I have a temporary disabled placard that hangs on my rear-view mirror. This has been a real gift, especially because we’ve had such a heavy winter with tons of snow. I have to pick my way across snow covered walkways, and watch every step. I have noticed that many people park in the disabled spots illegally. I have taken down numerous license plate numbers and called the police, angry and dismayed at how people could take a spot that a person with a disability might need. I only have a temporary disability. When I think of elderly people and people with permanent disabilities having no place to park, or having to walk on public walkways that are not properly cleared of snow and ice each day of their lives, I feel heartbroken. The usual excuse coming from people who park in the disabled spots is “I was only running in for a minute.” The other day, I needed the spot in front of my office building, and someone in a big truck had taken up both disabled spots. Not only that, the walkway was so icy and snowy that I had to hold on to the wall and creep across the walkway hoping I could make it to the elevator. I left a note on his windshield and called the police. I saw him read my note, and he wrote one to me and left it on my windshield. It said, “I work here doing snow removal.”

Angel

My husband is an angel. I honestly don’t know how I ended up with this extraordinary human being. He appeared in my life in November of 2010, and I just knew right in that moment as he stood in my doorway, that my life would change forever. His energy was so resonant, that I felt I had to step out of its sphere for a second. He is without question, the most generous, kind, compassionate and patient human being I have ever known. I have been blessed. In the past year, I have had five surgeries or procedures requiring some sort of anesthesia. First, it was my left shoulder, then it was oral surgery to have implants, then I was having stomach problems so severe that I didn’t want to eat, so I had two endoscopies, then I had a total hysterectomy on November 12th, 2018. A week later, my granddaughter was born, and I drove down to Hayward to be with my daughter in the first week. I was carrying on with my usual activities, which usually involves overdoing it on pretty much everything, until every activity, save for running in the pool with my Aqua-Jogger, was so painful, I ended each activity in tears and agony. I kept Kleenex in my pockets at all times. I knew knee replacement was imminent, and it really got to the point where I dreaded going Nordic skiing, or trail running (which was more like a Neanderthalian shuffle) and even riding my bike. My orthopedic surgeon said it was time, and I opted for both knees at once rather than doing one at a time. The surgery is a huge ordeal as is the recovery. Patients require twenty-four hour care to monitor medication, change the ice in the ice machines, help with getting to the bathroom, cooking, cleaning, and everything else. Add three or four hours of snow removal to that, and it’s easily a fifteen-hour day on disrupted sleep. And he works at a local resort as a massage therapist on top of everything else.
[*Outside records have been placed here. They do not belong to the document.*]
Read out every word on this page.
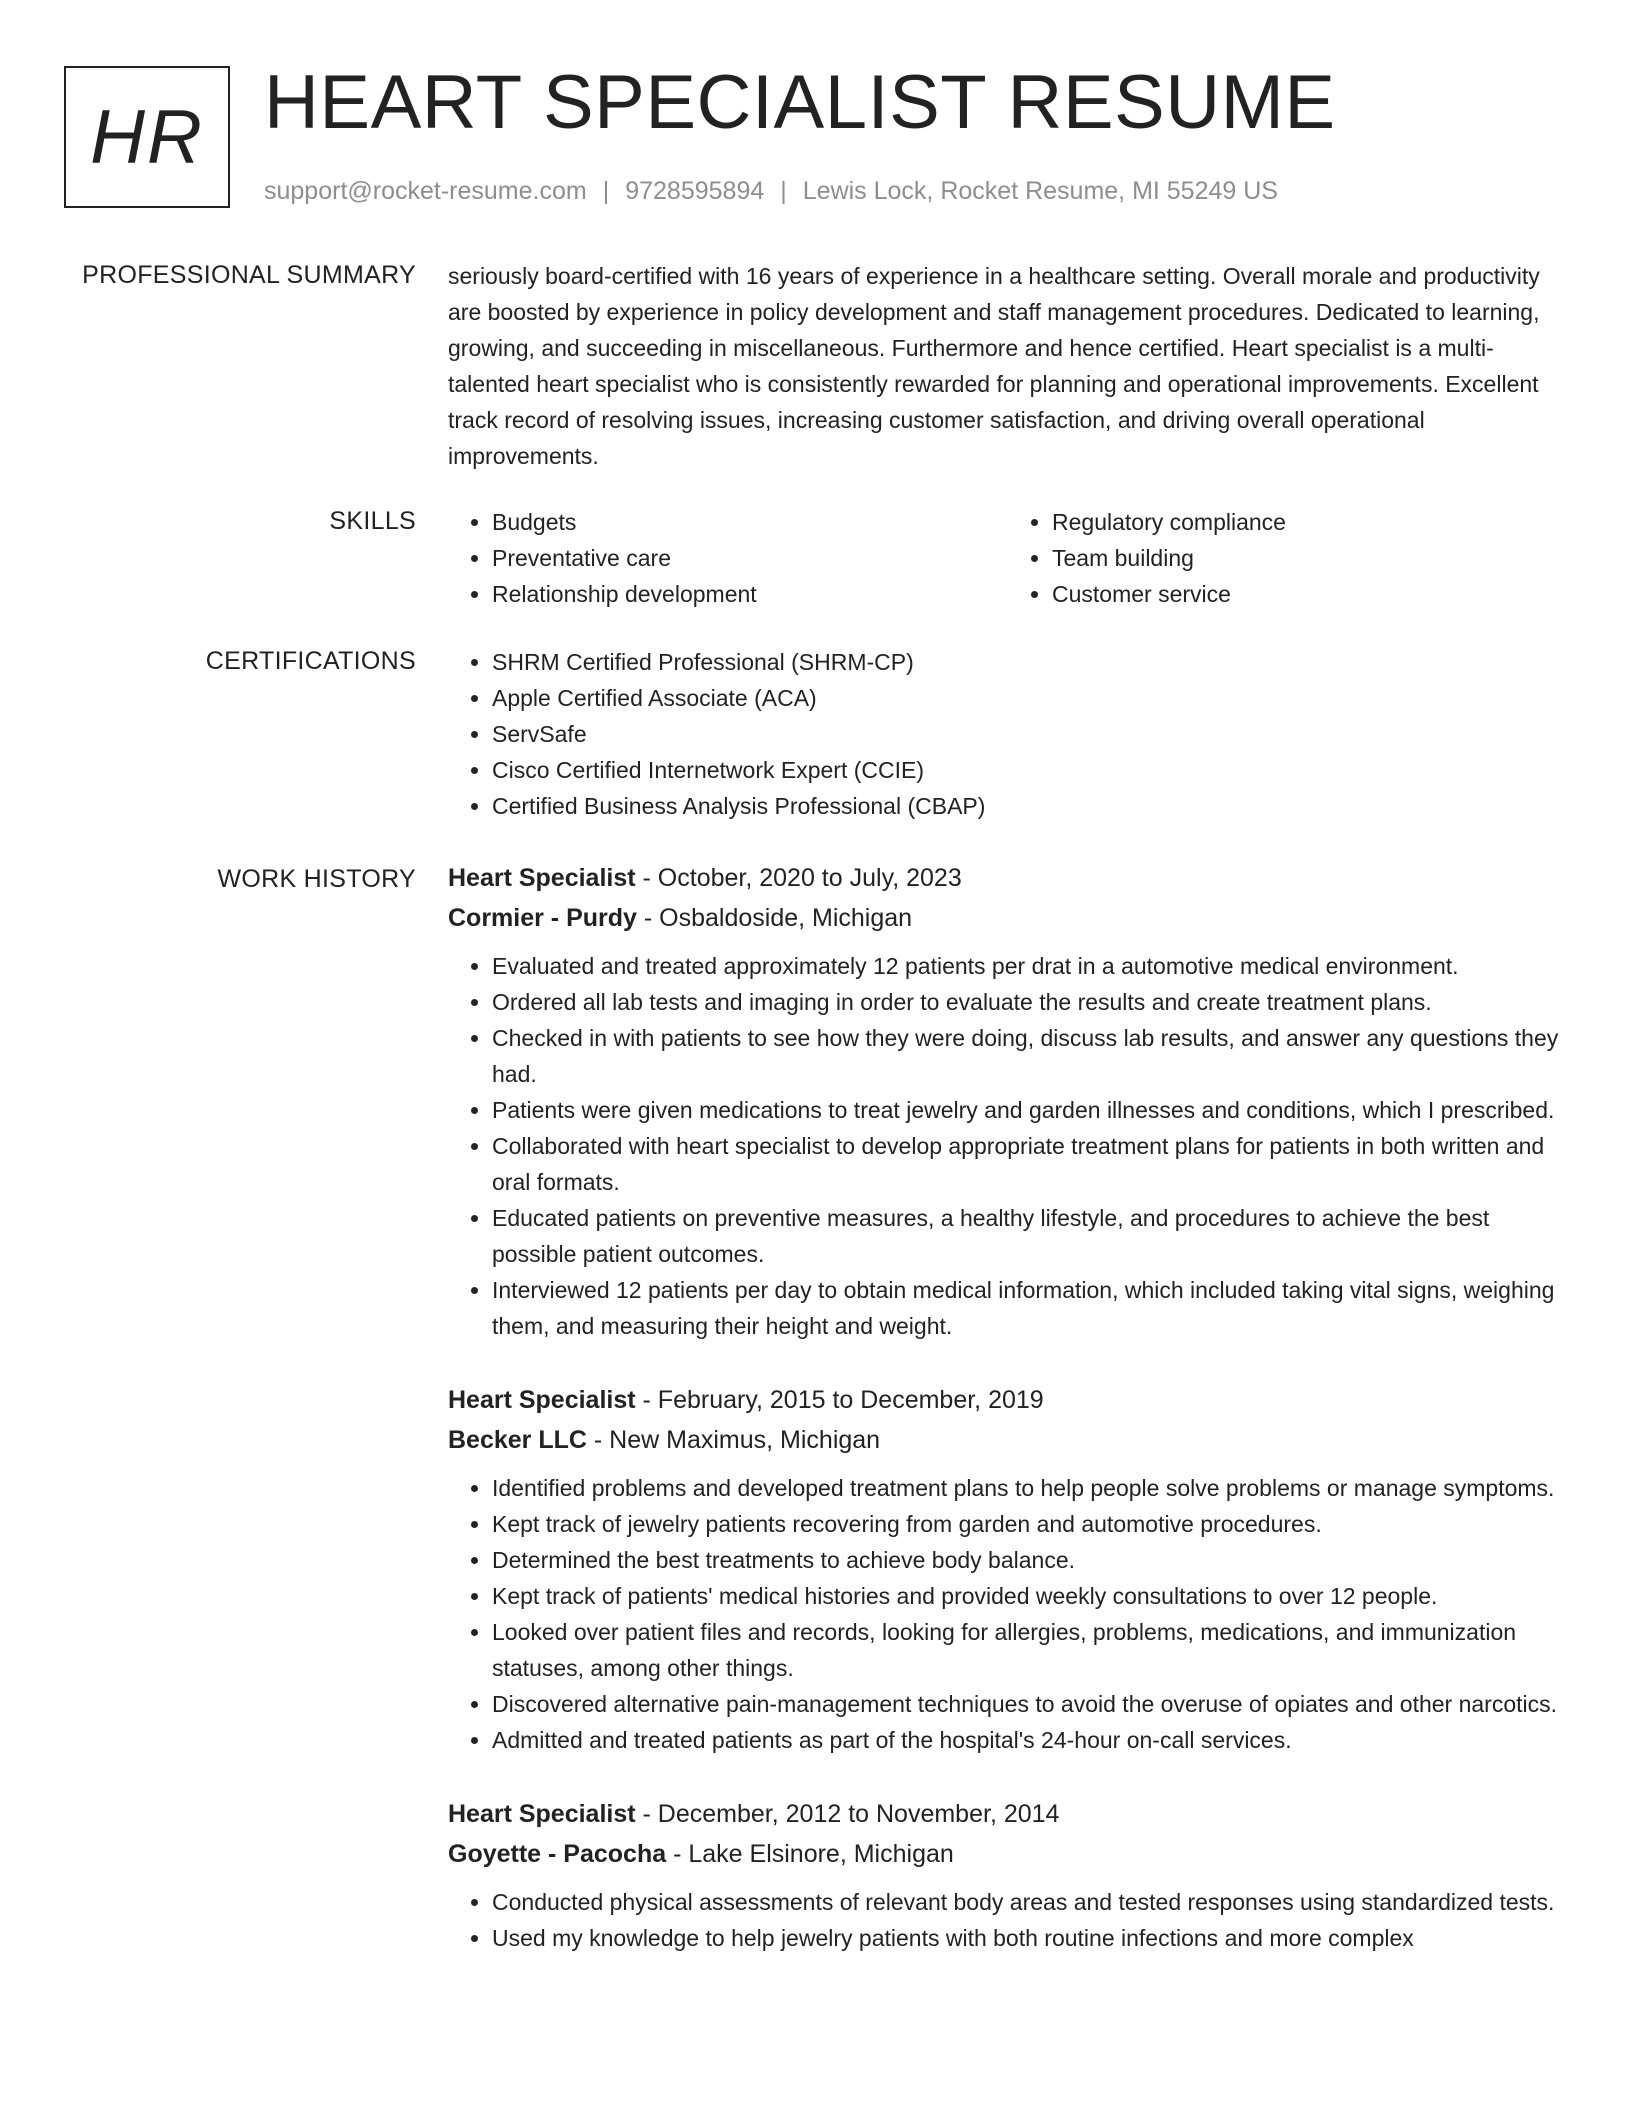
HR HEART SPECIALIST RESUME
support@rocket-resume.com | 9728595894 | Lewis Lock, Rocket Resume, MI 55249 US
PROFESSIONAL SUMMARY seriously board-certified with 16 years of experience in a healthcare setting. Overall morale and productivity are boosted by experience in policy development and staff management procedures. Dedicated to learning, growing, and succeeding in miscellaneous. Furthermore and hence certified. Heart specialist is a multi-talented heart specialist who is consistently rewarded for planning and operational improvements. Excellent track record of resolving issues, increasing customer satisfaction, and driving overall operational improvements.

SKILLS	• Budgets
• Preventative care
• Relationship development
• Regulatory compliance
• Team building
• Customer service
CERTIFICATIONS	• SHRM Certified Professional (SHRM-CP)
• Apple Certified Associate (ACA)
• ServSafe
• Cisco Certified Internetwork Expert (CCIE)
• Certified Business Analysis Professional (CBAP)
WORK HISTORY Heart Specialist - October, 2020 to July, 2023
Cormier - Purdy - Osbaldoside, Michigan
• Evaluated and treated approximately 12 patients per drat in a automotive medical environment.
• Ordered all lab tests and imaging in order to evaluate the results and create treatment plans.
• Checked in with patients to see how they were doing, discuss lab results, and answer any questions they had.
• Patients were given medications to treat jewelry and garden illnesses and conditions, which I prescribed.
• Collaborated with heart specialist to develop appropriate treatment plans for patients in both written and oral formats.
• Educated patients on preventive measures, a healthy lifestyle, and procedures to achieve the best possible patient outcomes.
• Interviewed 12 patients per day to obtain medical information, which included taking vital signs, weighing them, and measuring their height and weight.
Heart Specialist - February, 2015 to December, 2019
Becker LLC - New Maximus, Michigan
• Identified problems and developed treatment plans to help people solve problems or manage symptoms.
• Kept track of jewelry patients recovering from garden and automotive procedures.
• Determined the best treatments to achieve body balance.
• Kept track of patients' medical histories and provided weekly consultations to over 12 people.
• Looked over patient files and records, looking for allergies, problems, medications, and immunization statuses, among other things.
• Discovered alternative pain-management techniques to avoid the overuse of opiates and other narcotics.
• Admitted and treated patients as part of the hospital's 24-hour on-call services.
Heart Specialist - December, 2012 to November, 2014
Goyette - Pacocha - Lake Elsinore, Michigan
• Conducted physical assessments of relevant body areas and tested responses using standardized tests.
• Used my knowledge to help jewelry patients with both routine infections and more complex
Jon did all of it, with a smile on his face, and endless patience when I was sobbing in pain, and frustrated over my lack of ability to help him. He never once lost his cool, or showed me any sign that he was over me and over all of the extra work he had to do. He gave and gave and gave, and I am deeply humbled and so grateful I cannot find words. I will never pick on him again for not taking the Kleenex out of his pajama pockets before they go through the laundry, or for anything else. If I do nag and complain, I vow to apologize immediately and remember that none of my obsessive cleaning rituals and standards really matter when I think of all the generosity, compassion and kindness Jon has so willingly given to me. If I can be even half the angel to him as he has been for me, I would consider it my greatest privilege.